I saw D once today and I didn't really feel much of anything, although I did smoke with him last night and we took a walk around the school and stuff. It was fun, ya know. But I really don't think there will ever be anything between us after what he did to me, I will never fully be able to trust him, ever. Yes, I did like him a lot but thats the past, and I need to focus on the future and the well being for myself.
I really hope that something can happen for me soon, I really do want a relationship, I truly think i'm ready to commit to a relationship again, I miss feeling loved and wanted and being able to share my thoughts and feelings with someone who will never judge me.
I've just been so down lately, I can't help it.
So, D apologized to me today, and gave me hugs i've been missing.
I can't get over him, I like him so much & I even opened up & told him I was falling love hard with him.
On another note, I went to my music appreciation class today and it was ridiculous, I hate it already.
I reserved my apartment for next year today & paid the deposit. I can't wait, my first very own apartment.
I wonder if i'll ever be able to forget him.
So, I can't really get D off of my mind, it's really hard... it didn't really occur to me how much I liked him until the whole thing blew up in my face..
I'm currently attempting to do a shit load of homework for criminal justice and sociology, while attempting to talk on AIM, type in here and try not to freeze to death/ fall asleep. i'm so itchy. goddd
I need a job, like crazy, I actually went to places today and just about hmm.. let's see... NO one was hiring. Lovely, I must say. It is absolutely lovely that no one is hiring, and my old job never called me back because Carmel Petterson is a faggot apparently.

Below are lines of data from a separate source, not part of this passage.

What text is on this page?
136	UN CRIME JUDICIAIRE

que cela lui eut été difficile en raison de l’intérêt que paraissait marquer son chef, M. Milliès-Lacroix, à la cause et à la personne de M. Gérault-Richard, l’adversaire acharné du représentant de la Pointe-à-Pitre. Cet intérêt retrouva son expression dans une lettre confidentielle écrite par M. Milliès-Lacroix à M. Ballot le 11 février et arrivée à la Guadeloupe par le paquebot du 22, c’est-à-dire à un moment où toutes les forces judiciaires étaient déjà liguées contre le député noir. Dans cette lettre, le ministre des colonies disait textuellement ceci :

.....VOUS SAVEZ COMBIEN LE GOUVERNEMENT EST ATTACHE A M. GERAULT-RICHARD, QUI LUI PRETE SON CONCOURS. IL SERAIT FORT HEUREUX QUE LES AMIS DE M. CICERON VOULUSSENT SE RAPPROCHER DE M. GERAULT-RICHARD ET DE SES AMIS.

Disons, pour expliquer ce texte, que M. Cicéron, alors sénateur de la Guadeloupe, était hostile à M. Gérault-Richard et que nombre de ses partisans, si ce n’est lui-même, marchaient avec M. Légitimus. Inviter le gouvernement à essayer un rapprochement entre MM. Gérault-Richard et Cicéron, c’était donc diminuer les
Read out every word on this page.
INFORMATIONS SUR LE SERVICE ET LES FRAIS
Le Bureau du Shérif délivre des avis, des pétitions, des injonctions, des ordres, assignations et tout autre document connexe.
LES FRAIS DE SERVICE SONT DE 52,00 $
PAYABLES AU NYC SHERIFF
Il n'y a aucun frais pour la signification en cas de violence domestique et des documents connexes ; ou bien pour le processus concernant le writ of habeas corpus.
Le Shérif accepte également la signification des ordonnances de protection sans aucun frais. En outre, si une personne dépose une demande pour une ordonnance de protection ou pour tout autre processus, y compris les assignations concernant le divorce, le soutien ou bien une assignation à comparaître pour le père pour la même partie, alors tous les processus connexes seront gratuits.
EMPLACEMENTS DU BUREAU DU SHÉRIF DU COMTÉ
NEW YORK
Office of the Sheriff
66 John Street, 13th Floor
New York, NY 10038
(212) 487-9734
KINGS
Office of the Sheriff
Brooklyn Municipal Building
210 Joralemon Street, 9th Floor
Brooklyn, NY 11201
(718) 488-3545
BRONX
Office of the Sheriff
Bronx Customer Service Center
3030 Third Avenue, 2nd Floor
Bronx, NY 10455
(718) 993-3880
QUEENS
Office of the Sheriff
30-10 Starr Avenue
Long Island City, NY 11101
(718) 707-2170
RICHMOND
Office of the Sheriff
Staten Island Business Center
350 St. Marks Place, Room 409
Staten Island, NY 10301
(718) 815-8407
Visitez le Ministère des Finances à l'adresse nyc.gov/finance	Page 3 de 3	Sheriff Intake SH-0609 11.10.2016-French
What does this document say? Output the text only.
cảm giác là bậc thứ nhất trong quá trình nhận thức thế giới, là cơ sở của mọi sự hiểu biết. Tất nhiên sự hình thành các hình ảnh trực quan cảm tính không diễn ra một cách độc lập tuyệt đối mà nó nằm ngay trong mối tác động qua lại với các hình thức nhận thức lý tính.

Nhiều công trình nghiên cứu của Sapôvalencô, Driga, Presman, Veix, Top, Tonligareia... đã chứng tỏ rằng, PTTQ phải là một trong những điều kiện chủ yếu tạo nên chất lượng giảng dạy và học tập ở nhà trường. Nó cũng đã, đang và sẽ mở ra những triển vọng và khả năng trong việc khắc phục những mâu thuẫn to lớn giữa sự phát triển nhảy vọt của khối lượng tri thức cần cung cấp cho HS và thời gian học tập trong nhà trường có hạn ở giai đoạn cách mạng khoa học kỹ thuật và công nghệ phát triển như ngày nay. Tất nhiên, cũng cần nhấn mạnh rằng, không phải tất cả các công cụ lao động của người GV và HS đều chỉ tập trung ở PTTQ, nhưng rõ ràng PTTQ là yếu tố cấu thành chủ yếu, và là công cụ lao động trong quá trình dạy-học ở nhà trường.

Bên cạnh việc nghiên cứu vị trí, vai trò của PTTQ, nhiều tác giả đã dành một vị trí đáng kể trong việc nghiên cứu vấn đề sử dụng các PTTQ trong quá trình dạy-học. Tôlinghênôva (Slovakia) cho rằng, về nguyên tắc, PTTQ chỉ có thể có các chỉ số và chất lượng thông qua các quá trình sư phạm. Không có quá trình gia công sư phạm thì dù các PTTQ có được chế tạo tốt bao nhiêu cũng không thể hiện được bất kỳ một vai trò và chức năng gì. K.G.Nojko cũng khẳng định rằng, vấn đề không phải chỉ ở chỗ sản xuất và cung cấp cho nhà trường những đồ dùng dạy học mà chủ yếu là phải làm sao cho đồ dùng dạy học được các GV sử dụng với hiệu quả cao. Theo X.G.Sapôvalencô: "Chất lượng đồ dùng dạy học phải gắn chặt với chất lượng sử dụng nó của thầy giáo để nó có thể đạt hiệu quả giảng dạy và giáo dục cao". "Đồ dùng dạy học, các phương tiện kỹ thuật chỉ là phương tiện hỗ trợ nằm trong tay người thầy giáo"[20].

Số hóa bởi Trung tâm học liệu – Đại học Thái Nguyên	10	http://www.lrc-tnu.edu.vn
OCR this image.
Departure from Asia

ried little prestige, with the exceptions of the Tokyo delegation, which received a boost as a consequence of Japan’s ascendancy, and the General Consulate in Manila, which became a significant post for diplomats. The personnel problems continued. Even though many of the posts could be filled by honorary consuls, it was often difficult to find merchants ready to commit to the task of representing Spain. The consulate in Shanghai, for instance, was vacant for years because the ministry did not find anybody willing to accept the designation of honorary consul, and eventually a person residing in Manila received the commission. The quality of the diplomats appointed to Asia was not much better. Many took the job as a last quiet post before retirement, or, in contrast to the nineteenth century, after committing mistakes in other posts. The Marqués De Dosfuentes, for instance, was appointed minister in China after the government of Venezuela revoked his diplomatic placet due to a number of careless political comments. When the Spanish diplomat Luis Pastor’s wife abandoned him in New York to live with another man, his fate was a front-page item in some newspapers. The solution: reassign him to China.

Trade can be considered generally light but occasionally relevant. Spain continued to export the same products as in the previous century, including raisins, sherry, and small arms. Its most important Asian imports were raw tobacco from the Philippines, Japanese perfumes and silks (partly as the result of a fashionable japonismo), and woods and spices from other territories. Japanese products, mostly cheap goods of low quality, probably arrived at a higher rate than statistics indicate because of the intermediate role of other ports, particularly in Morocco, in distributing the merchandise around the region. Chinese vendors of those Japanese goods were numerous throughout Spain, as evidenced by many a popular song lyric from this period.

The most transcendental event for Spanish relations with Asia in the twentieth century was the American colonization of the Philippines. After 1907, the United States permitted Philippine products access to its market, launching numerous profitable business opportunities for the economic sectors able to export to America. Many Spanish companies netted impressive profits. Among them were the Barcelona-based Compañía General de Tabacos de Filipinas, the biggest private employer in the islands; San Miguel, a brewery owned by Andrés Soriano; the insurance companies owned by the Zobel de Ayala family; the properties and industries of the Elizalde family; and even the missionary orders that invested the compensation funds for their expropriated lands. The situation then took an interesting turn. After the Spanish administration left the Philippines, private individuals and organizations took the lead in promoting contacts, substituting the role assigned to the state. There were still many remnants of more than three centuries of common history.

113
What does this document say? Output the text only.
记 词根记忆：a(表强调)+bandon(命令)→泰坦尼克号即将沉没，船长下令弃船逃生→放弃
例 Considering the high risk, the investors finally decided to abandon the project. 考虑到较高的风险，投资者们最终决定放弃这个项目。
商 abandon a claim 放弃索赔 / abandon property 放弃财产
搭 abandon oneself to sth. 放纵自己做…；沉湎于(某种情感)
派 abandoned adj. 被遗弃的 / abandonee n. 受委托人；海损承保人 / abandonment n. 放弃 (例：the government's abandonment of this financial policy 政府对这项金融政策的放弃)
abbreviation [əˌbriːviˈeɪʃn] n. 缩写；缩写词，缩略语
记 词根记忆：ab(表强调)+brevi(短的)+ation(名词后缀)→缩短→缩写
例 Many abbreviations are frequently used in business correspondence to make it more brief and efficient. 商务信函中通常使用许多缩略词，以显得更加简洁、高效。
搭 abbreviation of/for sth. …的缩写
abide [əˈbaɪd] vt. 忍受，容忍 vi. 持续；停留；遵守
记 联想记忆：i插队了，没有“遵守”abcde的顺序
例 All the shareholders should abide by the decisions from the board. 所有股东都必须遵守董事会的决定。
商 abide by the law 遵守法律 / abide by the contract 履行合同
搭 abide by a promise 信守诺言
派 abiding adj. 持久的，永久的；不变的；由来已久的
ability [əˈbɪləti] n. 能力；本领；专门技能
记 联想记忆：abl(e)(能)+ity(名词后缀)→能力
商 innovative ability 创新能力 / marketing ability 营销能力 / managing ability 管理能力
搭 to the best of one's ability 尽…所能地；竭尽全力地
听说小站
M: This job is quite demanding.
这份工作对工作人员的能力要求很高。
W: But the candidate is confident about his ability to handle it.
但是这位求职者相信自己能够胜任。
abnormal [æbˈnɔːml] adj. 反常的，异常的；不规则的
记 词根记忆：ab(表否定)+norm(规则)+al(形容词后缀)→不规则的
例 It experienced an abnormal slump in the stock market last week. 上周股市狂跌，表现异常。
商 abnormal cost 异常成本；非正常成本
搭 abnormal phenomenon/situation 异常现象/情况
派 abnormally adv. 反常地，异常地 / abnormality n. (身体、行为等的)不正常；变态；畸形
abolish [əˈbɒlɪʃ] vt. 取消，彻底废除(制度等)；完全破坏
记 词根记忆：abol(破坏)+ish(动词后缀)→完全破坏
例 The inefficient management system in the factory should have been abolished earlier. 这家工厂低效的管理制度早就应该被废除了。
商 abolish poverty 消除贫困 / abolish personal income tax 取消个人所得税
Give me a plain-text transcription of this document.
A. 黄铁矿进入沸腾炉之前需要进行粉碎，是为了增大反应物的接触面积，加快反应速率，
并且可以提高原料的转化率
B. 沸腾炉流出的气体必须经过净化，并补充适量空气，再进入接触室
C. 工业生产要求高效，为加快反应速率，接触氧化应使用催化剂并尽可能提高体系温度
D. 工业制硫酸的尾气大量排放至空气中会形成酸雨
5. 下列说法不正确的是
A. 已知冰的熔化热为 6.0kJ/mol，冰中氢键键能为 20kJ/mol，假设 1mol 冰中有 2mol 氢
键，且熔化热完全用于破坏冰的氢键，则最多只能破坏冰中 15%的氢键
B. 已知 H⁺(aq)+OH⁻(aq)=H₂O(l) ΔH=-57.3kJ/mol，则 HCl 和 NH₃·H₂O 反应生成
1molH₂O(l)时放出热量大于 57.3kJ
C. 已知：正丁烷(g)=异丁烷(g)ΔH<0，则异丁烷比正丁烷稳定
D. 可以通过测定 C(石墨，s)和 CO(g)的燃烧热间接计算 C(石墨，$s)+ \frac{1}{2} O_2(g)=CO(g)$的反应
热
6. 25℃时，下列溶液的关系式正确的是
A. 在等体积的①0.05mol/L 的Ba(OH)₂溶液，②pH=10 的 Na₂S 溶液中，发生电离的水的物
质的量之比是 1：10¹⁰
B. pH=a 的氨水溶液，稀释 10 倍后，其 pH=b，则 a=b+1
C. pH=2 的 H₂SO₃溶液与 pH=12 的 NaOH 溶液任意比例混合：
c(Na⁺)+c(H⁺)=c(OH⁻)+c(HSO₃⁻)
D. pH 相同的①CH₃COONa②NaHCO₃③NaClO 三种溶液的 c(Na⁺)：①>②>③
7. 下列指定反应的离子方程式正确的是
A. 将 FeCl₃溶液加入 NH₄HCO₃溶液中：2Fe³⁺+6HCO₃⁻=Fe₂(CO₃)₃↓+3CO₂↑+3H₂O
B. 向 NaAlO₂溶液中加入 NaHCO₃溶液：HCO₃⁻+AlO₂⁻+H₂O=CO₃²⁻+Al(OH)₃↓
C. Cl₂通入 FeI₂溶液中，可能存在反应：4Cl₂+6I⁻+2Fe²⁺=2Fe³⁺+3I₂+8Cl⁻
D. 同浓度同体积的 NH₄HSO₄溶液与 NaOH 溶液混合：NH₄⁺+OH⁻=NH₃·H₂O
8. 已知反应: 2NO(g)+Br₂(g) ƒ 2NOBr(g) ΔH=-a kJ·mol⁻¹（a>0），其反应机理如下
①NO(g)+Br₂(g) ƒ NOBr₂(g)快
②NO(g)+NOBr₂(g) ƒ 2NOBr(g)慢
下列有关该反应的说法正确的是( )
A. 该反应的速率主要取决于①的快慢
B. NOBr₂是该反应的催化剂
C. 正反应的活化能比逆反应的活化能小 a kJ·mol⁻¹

I'm so god damned tired, someone kill me.. please.
Okay well, i've been back at school now since january 22nd and let me tell you.. it's way harder than last semester.
I have so many assignments its completely ridiculous, I don't really know how I am supposed to keep up with all of this stuff. >:0
Okay so, this guy I was falling in love with.. we'll call him D, has been behind my back with about 4 other girls.. and those 4 other girls also did not know about each other.. I just think he is completely and absolutely retarded to mess around with that many girls who all go to the same college, as if girls don't talk and won't find out about each other. So yes, it broke my heart and I just couldn't believe he would do that.. Even though we weren't officially a couple, we were still doing things couples did.. and he had told me he liked me and I believed him, obviously i'm stupid.
I just need a guy that will not treat me like a whore and who will love me for me. Like seriously.